Un arc de pierre fut percé dans une muraille islamique du onzième siècle, en l’an mille quatre cents. À cette date, les bâtisseurs chrétiens avaient déjà entouré Valence d’une nouvelle enceinte fortifiée plus large, et l’ancienne muraille extérieure se retrouva à l’intérieur de la ville. Derrière elle se trouvait la moreria, un quartier séparé où vivaient les musulmans restés à Valence après la conquête chrétienne. Pour que les habitants et les artisans puissent circuler entre le quartier et le reste de la ville, ce passage fut aménagé dans l’ancienne muraille. Il n’avait pas de vantaux.

Le nom vient de l’autre côté de l’arc. Tout près se dressait une maison urbaine faisant office de représentation du monastère cistercien de Santa María de la Valldigna. C’est là que les moines et leurs administrateurs géraient les affaires de l’abbaye éloignée, située à environ cinquante kilomètres de Valence. Ce voisinage fut si marquant que son nom s’attacha d’abord au passage, puis à la rue. L’image au-dessus de l’arc renvoie elle aussi au monastère ; cependant, le panneau actuel est une copie du vingtième siècle, et l’image initiale fut installée en l’an mille cinq cent quatre-vingt-neuf.

La muraille médiévale fut peu à peu intégrée à des maisons privées. Les voisins y appuyaient leurs planchers, occupaient l’espace au-dessus du passage et y ajoutaient des pièces. Ainsi, au vingtième siècle, le portail appartenait aux propriétaires des maisons numéros douze et quatorze et formait avec elles une seule construction.
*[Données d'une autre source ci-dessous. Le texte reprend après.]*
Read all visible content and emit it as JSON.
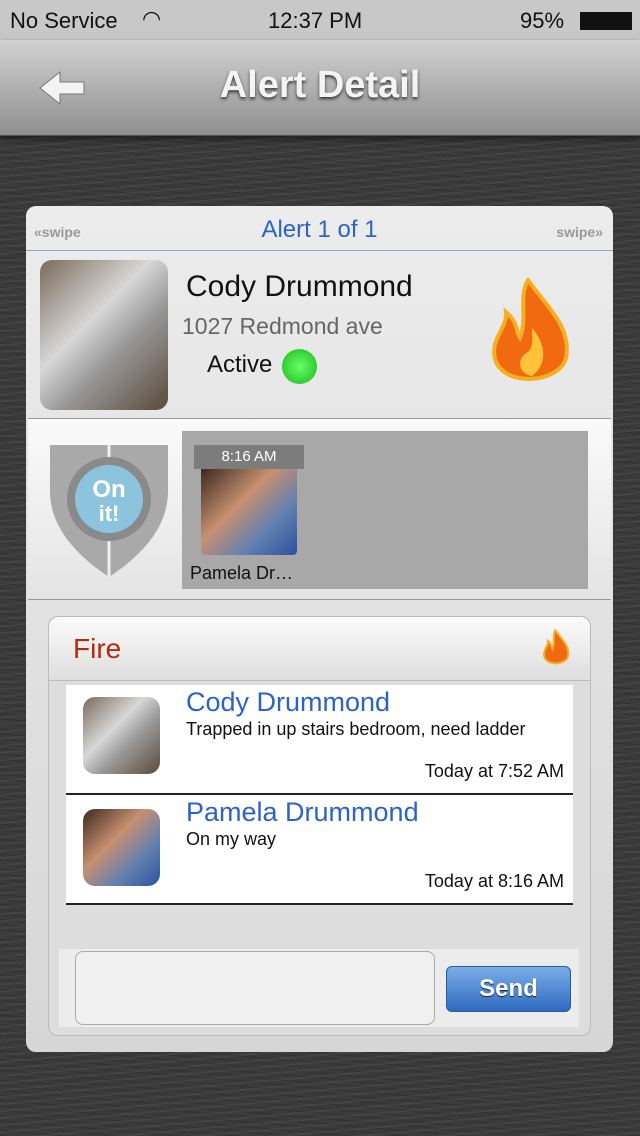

En 1942, la propriétaire des maisons, Elena Castillo y Arnedo, marquise de Llanera, chargea l’architecte Antonio Gómez Davó de démolir les locaux délabrés et de construire à leur place des appartements habitables. C’était une commande légale de la cliente, que l’architecte s’engagea à exécuter. Mais, à l’intérieur de sa parcelle, subsistaient la moitié d’une tour islamique et plusieurs mètres de muraille, et Gómez Davó appartenait lui-même à l’Académie des beaux-arts et cherchait à les préserver.

Il envisageait d’abord de conserver l’ancienne façade sur place. L’examen révéla que les fondations près de l’escalier s’étaient affaissées, qu’une des poutres était brisée et que le mortier entre les briques se désagrégeait. Sans les planchers intérieurs, la façade risquait de s’effondrer sur les bâtiments voisins. Gómez Davó refusa par écrit d’assumer la responsabilité des travaux si le mur dangereux était conservé debout. Le ministère autorisa la démolition, mais exigea que la façade soit reproduite, que les anciennes grilles de balcon et les carreaux vernissés y soient remis, et que les supports saillants de la toiture soient conservés.

Gómez Davó confia la démolition elle-même à son collègue Salvador Pascual. Les maisons furent démontées et reconstruites ; les anciens éléments furent réemployés et les éléments manquants copiés. La marquise obtint de nouveaux appartements, l’architecte acheva la commande, et le passage de pierre resta à son emplacement d’origine.

Du côté de la rue Baja, le contour du portail n’a presque pas changé depuis cette reconstruction. Ce qui est médiéval ici, c’est l’arc de pierre lui-même ; les maisons qui l’enserrent au-dessus et sur les côtés datent pour une large part de la reconstruction des années quarante du vingtième siècle. Le quartier musulman et la représentation du monastère ont disparu des environs, mais la limite de l’un et le nom de l’autre subsistent dans ce passage.

Sur place

Temps sur place12 min
Point suivantRue des Caballeros
Entréede l’extérieur

Le portail s’observe directement depuis la rue et ne nécessite pas d’entrée séparée. Ne bloquez pas le passage aux habitants et aux passants, surtout pendant l’écoute.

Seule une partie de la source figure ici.